Who Are the German-Bohemians?
German-Bohemians are people who have either lived in or have ancestry in the outer rim of the Czech Republic. The Czech Republic is comprised of the former countries of Bohemia and Moravia, which were part of the Austrian Empire and ruled by the Habsburgs from 1526 until the end of WWI. When the nation of Czechoslovakia was created in 1919 out of the former Austrian crown colonies of Bohemia, Moravia and Slovakia, the German-speaking outer rim came to be known as the Sudetenland.
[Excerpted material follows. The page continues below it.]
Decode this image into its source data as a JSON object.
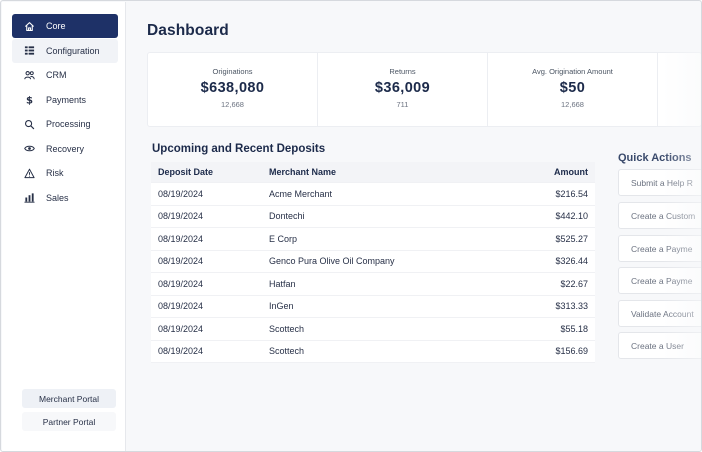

It was named for the Sudetes or Sudeten mountain range that borders todays Poland and the eastern region of Germany and the Czech Republic.
After World War II, three and one half million of these Germans from Sudetenland were forcibly expelled from their homeland and “resettled” throughout Germany. These too, are German-Bohemians, also known as Sudeten-Germans.
Beginning in the early 1850’s, and increasingly throughout the balance of the 19th century, there was a large chain migration to Minnesota, Wisconsin and other regions throughout North America. Motivated by a string of immigrant letters, hundreds of immigrants joined their families and brought with them elements of the culture, crafts, traditions, music and values that characterize the descendants of these German-Bohemian immigrants to this day.
The Map Included is from a Sudetendeutscher Atlas printed in Munich Germany in 1954. It is a map created in 1938 and the grayed border regions show the area considered to be the Sudetenland.